Single by Renaud and Axelle Red

from the album Boucan d'enfer
- B-side: "Tout Arrêter"
- Released: 2002
- Genre: Pop, rock
- Length: 3:52
- Label: Ceci-Celà
- Songwriters: Renaud Jean-Pierre Bucolo
- Producer: Jean-Pierre Bucolo

Renaud singles chronology
| "Docteur Renaud, Mister Renard" (2002) | "Manhattan-Kaboul" (2002) | "Cœur perdu" (2002) |

Axelle Red singles chronology
| "Bimbo à moi" (2000) | "Manhattan-Kaboul" (2002) | "Je me fâche" (2002) |

= Manhattan-Kaboul =

"Manhattan-Kaboul" is a French song written by Renaud and composed by Jean-Pierre Bucolo, sung by Renaud in duo with Axelle Red, from the album Boucan d'enfer (2002). It was written in the aftermath of the incidents of September 11, 2001 and the War in Afghanistan. The song was very successful in France and Belgium, becoming a top five hit in these countries. As of August 2014, it is the 67th best-selling single of the 21st century in France, with 355,000 units sold.

== Synopsis ==
In the song, two victims of the events of 2001 sing about their situations and the causes of their deaths. Renaud sings as a young Puerto Rican who works in the World Trade Center in New York City, destroyed on September 11. Axelle Red sings as a young Afghan girl killed during the attack by the coalition forces during the autumn of 2001.

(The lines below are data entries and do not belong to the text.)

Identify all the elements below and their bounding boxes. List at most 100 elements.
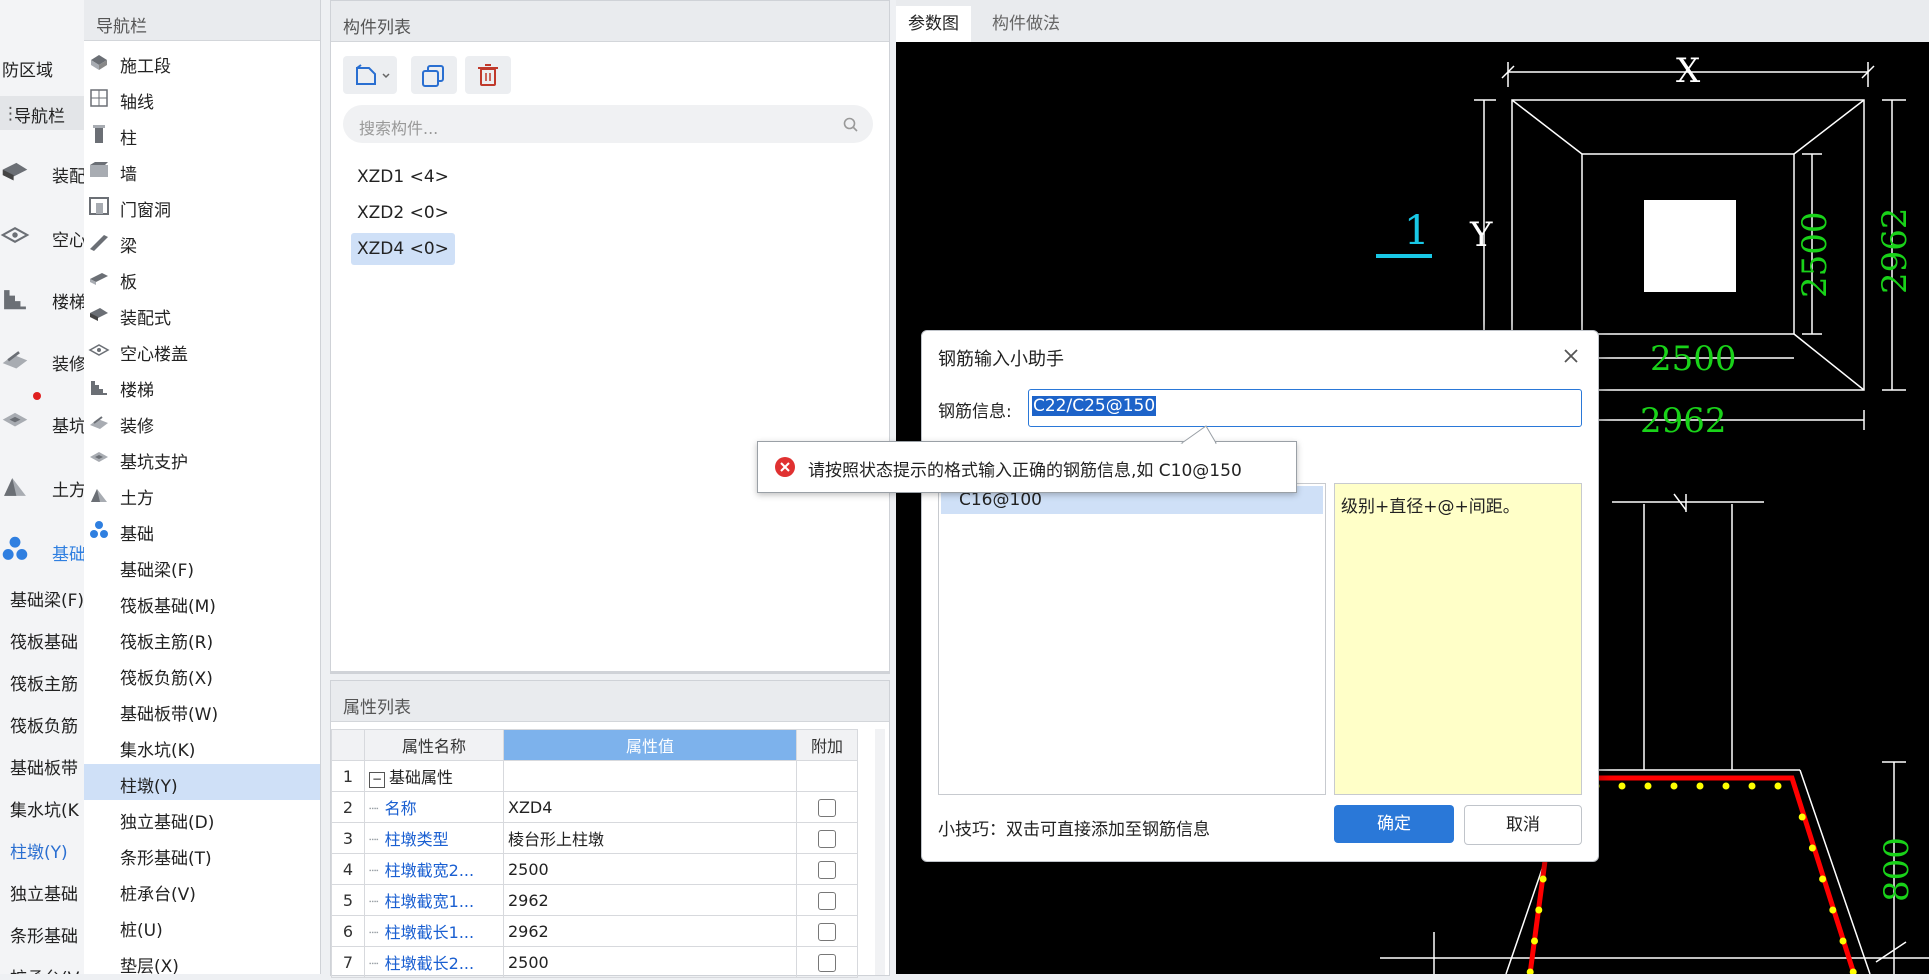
nav-sub-item[interactable]: 独立基础(D) [84, 800, 320, 836]
prop-value-header[interactable]: 属性值 [503, 729, 797, 761]
strip-item-5[interactable]: 土方 [0, 464, 84, 508]
table-row[interactable]: 5 ┈ 柱墩截宽1... 2962 [331, 884, 858, 916]
component-list-item[interactable]: XZD4 <0> [351, 233, 455, 265]
strip-sub-item[interactable]: 筏板负筋 [10, 712, 78, 737]
property-list-panel: 属性列表 属性名称 属性值 附加 1− 基础属性 2 ┈ 名称 XZD4 3 ┈ 柱墩类型 棱台形… [330, 680, 890, 978]
prop-name-header[interactable]: 属性名称 [364, 729, 504, 761]
nav-sub-item[interactable]: 条形基础(T) [84, 836, 320, 872]
prop-extra-cell[interactable] [796, 915, 858, 947]
strip-item-1[interactable]: 空心 [0, 214, 84, 258]
strip-sub-item[interactable]: 集水坑(K [10, 796, 79, 821]
strip-item-3[interactable]: 装修 [0, 338, 84, 382]
nav-item-pit-support[interactable]: 基坑支护 [84, 440, 320, 476]
new-component-button[interactable] [343, 56, 397, 94]
table-row[interactable]: 4 ┈ 柱墩截宽2... 2500 [331, 853, 858, 885]
door-window-icon [88, 195, 110, 217]
component-list-item[interactable]: XZD2 <0> [351, 197, 455, 229]
prop-value-cell[interactable]: 棱台形上柱墩 [503, 822, 797, 854]
prop-name-cell[interactable]: ┈ 柱墩截宽2... [364, 853, 504, 885]
table-row[interactable]: 6 ┈ 柱墩截长1... 2962 [331, 915, 858, 947]
tab-component-method[interactable]: 构件做法 [980, 6, 1072, 42]
prop-extra-cell[interactable] [796, 884, 858, 916]
strip-item-4[interactable]: 基坑 [0, 400, 84, 444]
nav-item-stairs[interactable]: 楼梯 [84, 368, 320, 404]
nav-sub-item[interactable]: 桩承台(V) [84, 872, 320, 908]
nav-item-wall[interactable]: 墙 [84, 152, 320, 188]
confirm-button[interactable]: 确定 [1334, 805, 1454, 843]
nav-sub-item[interactable]: 柱墩(Y) [84, 764, 320, 800]
dialog-close-button[interactable] [1556, 341, 1586, 371]
strip-sub-item[interactable]: 基础梁(F) [10, 586, 84, 611]
table-row[interactable]: 7 ┈ 柱墩截长2... 2500 [331, 946, 858, 978]
nav-sub-item[interactable]: 桩(U) [84, 908, 320, 944]
copy-component-button[interactable] [411, 56, 457, 94]
collapse-toggle[interactable]: − [369, 772, 385, 788]
nav-item-foundation[interactable]: 基础 [84, 512, 320, 548]
extra-checkbox[interactable] [818, 953, 836, 972]
cancel-button[interactable]: 取消 [1464, 805, 1582, 845]
nav-sub-item[interactable]: 集水坑(K) [84, 728, 320, 764]
property-scrollbar[interactable] [875, 729, 885, 975]
nav-sub-item[interactable]: 基础梁(F) [84, 548, 320, 584]
nav-sub-item[interactable]: 筏板基础(M) [84, 584, 320, 620]
prop-name-cell[interactable]: ┈ 柱墩截宽1... [364, 884, 504, 916]
prop-value-cell[interactable]: 2962 [503, 915, 797, 947]
prop-name-cell[interactable]: ┈ 柱墩截长1... [364, 915, 504, 947]
table-row[interactable]: 3 ┈ 柱墩类型 棱台形上柱墩 [331, 822, 858, 854]
extra-checkbox[interactable] [818, 891, 836, 910]
strip-sub-item[interactable]: 独立基础 [10, 880, 78, 905]
table-row[interactable]: 2 ┈ 名称 XZD4 [331, 791, 858, 823]
prop-value-cell[interactable] [503, 760, 797, 792]
table-row[interactable]: 1− 基础属性 [331, 760, 858, 792]
prop-extra-cell[interactable] [796, 822, 858, 854]
strip-sub-item[interactable]: 筏板主筋 [10, 670, 78, 695]
prop-name-cell[interactable]: ┈ 柱墩类型 [364, 822, 504, 854]
nav-item-door-window[interactable]: 门窗洞 [84, 188, 320, 224]
prop-extra-cell[interactable] [796, 760, 858, 792]
component-search-input[interactable]: 搜索构件... [343, 105, 873, 143]
strip-item-2[interactable]: 楼梯 [0, 276, 84, 320]
prop-extra-cell[interactable] [796, 853, 858, 885]
prop-name-cell[interactable]: ┈ 柱墩截长2... [364, 946, 504, 978]
prop-value-cell[interactable]: 2500 [503, 853, 797, 885]
prop-value-cell[interactable]: 2962 [503, 884, 797, 916]
strip-nav-header[interactable]: ⋮ 导航栏 [0, 96, 84, 130]
strip-sub-item[interactable]: 桩承台(V [10, 964, 79, 974]
strip-sub-item[interactable]: 条形基础 [10, 922, 78, 947]
prop-extra-header[interactable]: 附加 [796, 729, 858, 761]
extra-checkbox[interactable] [818, 860, 836, 879]
nav-item-slab[interactable]: 板 [84, 260, 320, 296]
nav-sub-item[interactable]: 筏板主筋(R) [84, 620, 320, 656]
nav-item-column[interactable]: 柱 [84, 116, 320, 152]
nav-item-axis-grid[interactable]: 轴线 [84, 80, 320, 116]
strip-sub-item[interactable]: 柱墩(Y) [10, 838, 68, 863]
nav-item-beam[interactable]: 梁 [84, 224, 320, 260]
rebar-info-input[interactable]: C22/C25@150 [1028, 389, 1582, 427]
component-list-item[interactable]: XZD1 <4> [351, 161, 455, 193]
strip-sub-item[interactable]: 筏板基础 [10, 628, 78, 653]
strip-item-6[interactable]: 基础 [0, 528, 84, 572]
prop-extra-cell[interactable] [796, 791, 858, 823]
prop-name-cell[interactable]: ┈ 名称 [364, 791, 504, 823]
delete-component-button[interactable] [465, 56, 511, 94]
nav-item-hollow-slab[interactable]: 空心楼盖 [84, 332, 320, 368]
extra-checkbox[interactable] [818, 829, 836, 848]
panel-splitter[interactable] [331, 671, 889, 673]
extra-checkbox[interactable] [818, 922, 836, 941]
prop-value-cell[interactable]: XZD4 [503, 791, 797, 823]
nav-item-decoration[interactable]: 装修 [84, 404, 320, 440]
nav-sub-item[interactable]: 垫层(X) [84, 944, 320, 980]
nav-sub-item[interactable]: 筏板负筋(X) [84, 656, 320, 692]
prop-value-cell[interactable]: 2500 [503, 946, 797, 978]
tab-parameter-diagram[interactable]: 参数图 [896, 6, 971, 42]
nav-item-prefab[interactable]: 装配式 [84, 296, 320, 332]
nav-item-construction-segment[interactable]: 施工段 [84, 44, 320, 80]
prop-name-cell[interactable]: − 基础属性 [364, 760, 504, 792]
extra-checkbox[interactable] [818, 798, 836, 817]
nav-item-earthwork[interactable]: 土方 [84, 476, 320, 512]
prop-extra-cell[interactable] [796, 946, 858, 978]
strip-item-0[interactable]: 装配 [0, 150, 84, 194]
nav-sub-item[interactable]: 基础板带(W) [84, 692, 320, 728]
rebar-format-list[interactable]: C16@100 [938, 483, 1326, 795]
strip-sub-item[interactable]: 基础板带 [10, 754, 78, 779]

The song utilizes symbolism and imagery, with a subtle religious undertone throughout. Though the song is about terrorism and its repercussions, it does not directly mention terrorism nor deal explicitly with political issues, focusing instead on civilian suffering caused by the events.

There are many religious images used throughout the song, such as "l'autel" (the altar), "les dieux" (the gods) and "les religions." The song concludes that religions, wars, and countries victimize ordinary people for their own purposes.

==Awards==
The song was elected the "Original Song of the Year" at the Victoires de la Musique 2003 and the "French song of the Year" at NRJ Music Awards 2003.

==Cover versions and television performances==
- Patrick Coutin, who had composed the famous hit "J'aime regarder les filles" in 1981, has covered the song in 2003 for the French programme Retour gagnant : a CD containing all the songs from the show has been released by Universal Music.
- Renaud performed "Manhattan-Kaboul" on October 30, 2004, with 500 singers from the choir "Les Fous chantants" of Alès on the show 500 Choristes ensemble on TF1.
- The song has been covered by Joan Baez.
- Philippe Berizzi has translated the song in Esperanto (he has received a permission for the translation).
- Laurent Gerra has parodied the song, under the title "Washington-Bagdad".

==Track listings==
- CD single
1. "Manhattan-Kaboul" — 3:52
2. "Tout Arrêter..." — 3:21

==Charts==

===Weekly charts===

Weekly chart performance for "Manhattan-Kaboul"
| Chart (2002) | Peak position |
|---|---|
| Belgium (Ultratop 50 Flanders) | 34 |
| Belgium (Ultratop 50 Wallonia) | 4 |
| Europe (Eurochart Hot 100 Singles) | 8 |
| France (SNEP) | 2 |
| Switzerland (Swiss Singles Chart) | 37 |

===Year-end charts===

Year-end chart performance for "Manhattan-Kaboul"
| Chart (2002) | Position |
|---|---|
| Belgium (Ultratop 50 Wallonia) | 15 |
| Europe (Eurochart Hot 100 Singles) | 31 |
| France (Airplay Chart) | 6 |
| France (TV Music Videos Chart) | 35 |
| France (SNEP) | 9 |

==Certifications==

Certifications for "Manhattan-Kaboul"
| Region | Certification | Certified units/sales |
| France (SNEP) | Platinum | 500,000^{*} |
^{*} Sales figures based on certification alone.